There was no way I was leaving Montreal without learning how to make one. This recipe, although a combination of a few I learned, has become my go to for the holidays. It stays moist, even after freezing for later, and has an incredibly rich and savory flavor. There is really no wrong way to make this dish… throw in some meat and vegetables, wrap it in a pie crust, bake, and eat. And, of course, serve it with some Ketchup because that’s the way it was meant to be served. I hope you enjoy.
- 2 1/2lbs Ground Pork
- 1 1/2 Cups Water
- 1 Diced Onion
- 3 Stalks Diced Celery
- 1 Tsp Black Pepper
- 1 Tbsp Salt (to taste)
- 2 Bay Leafs
- 1 Tsp Savory
- 1 Tsp Dried Rosemary
- 1 Tsp Nutmeg
- 1 Tsp Cinnamon
- 1/2 Cup Quaker Oats
- 2 9-Inch Double-Crust, Pie Crusts
- 2 Eggs
- In a stock pot, add the Pork and Water. Cook the pork until it has good color. It's ok if it is a little runny- we want it to stay moist.
- Add the Onion, Pepper, Bay Leaf, Savory, Rosemary, Nutmeg and Cinnamon. Mix well.
- Cover and let it cook on low-medium heat for 1 1/2 hours. You'll want to stir ever so often.

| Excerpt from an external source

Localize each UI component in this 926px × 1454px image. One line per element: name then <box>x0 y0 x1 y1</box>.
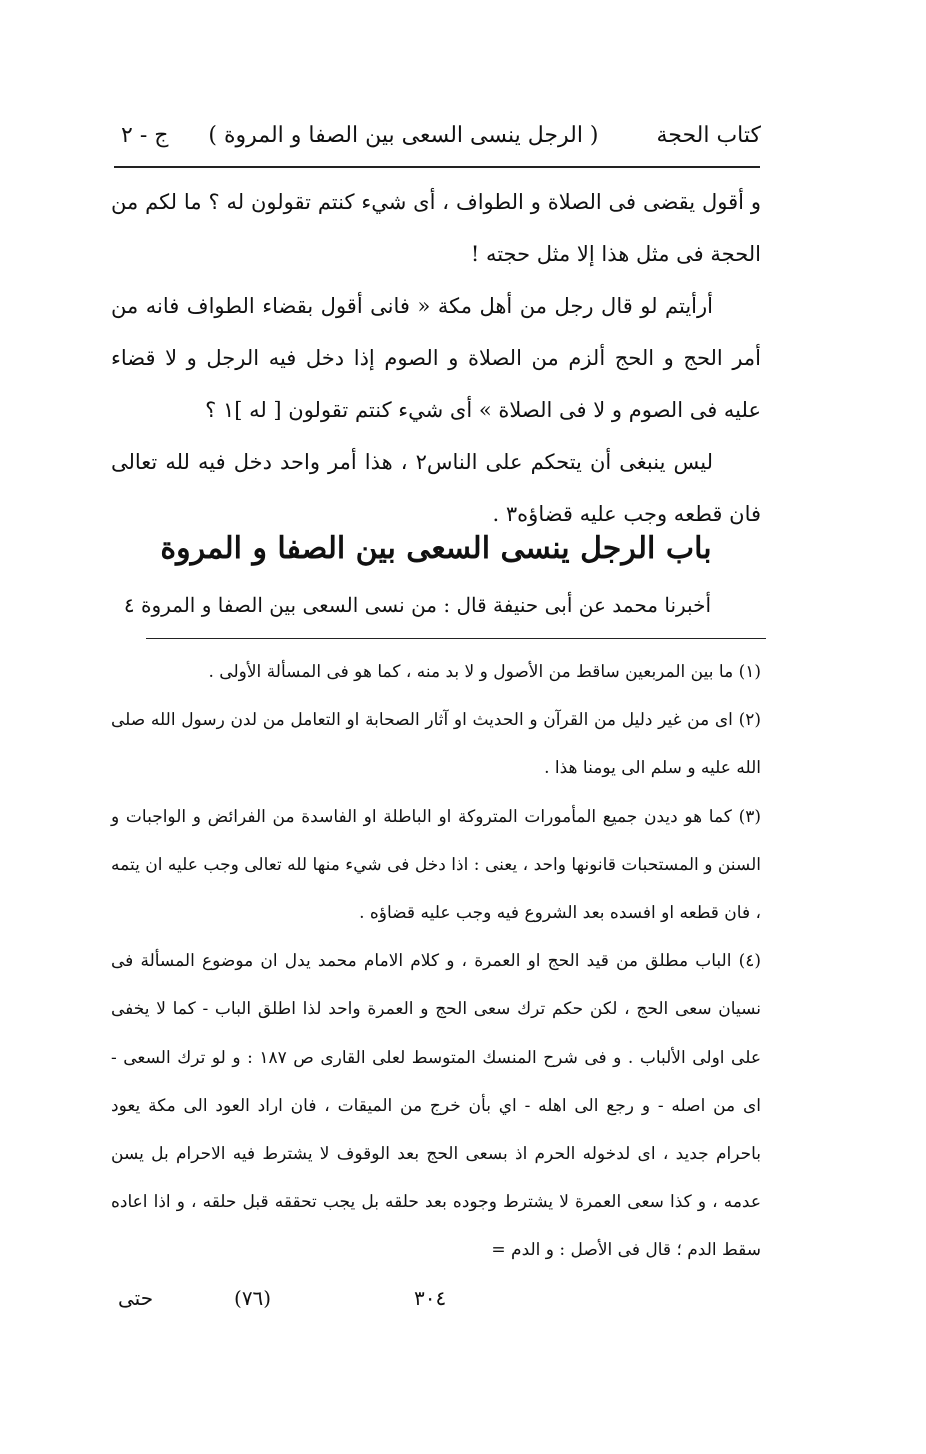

- Remove the Bay Leafs. Trust me, you don't want to bite into one of those.
- Add the Quaker Oats and Salt. Mix well and let cook, covered again, for about 2-3 minutes.
- Turn off the heat and let it cool down.
- Preheat your oven to 425 degrees.
- Using some Flour on your work service will make life a little easier. Roll out the first Crust. I like to use a small cookie cutter to cut a design out of the center. Do not throw it away but cut it out and set aside. You can skip this step, as adding slits later will be sufficient, but it just makes for a better presentation.
- Using the second Crust, line a 9-inch Pie Pan and make sure it's nice and fit. Fill the crust with the Pork filling and pack it nice and snug with a spoon.
- Using the beaten Eggs as an Egg Wash, brush around the edges of the pie crust. This will act as an adhesive for the top.
- Place the top Crust over the Pie and press down gently on the edges to make sure it sticks to the bottom crust. Use a small knife to trim the excess dough from around the edge of the Pie Pan. For presentation purposes, use a Fork to press down around the edge of the dough to form small ripples.
- If you have cut a design out of the center, place the cut out back into place. It will shrink during baking and allow the Pie to breath. You can also cut small additional slits into the top Crust if you'd like.
- Finally, brush the entire top of the Pie with Egg Wash.
- This recipe should produce enough for two pies. Place them in the Oven at 425 degrees and cook for about 15 minutes so that you get a nice golden brown on the top crust. Then, turn the Oven down to 375 degrees and cook for another 30 minutes.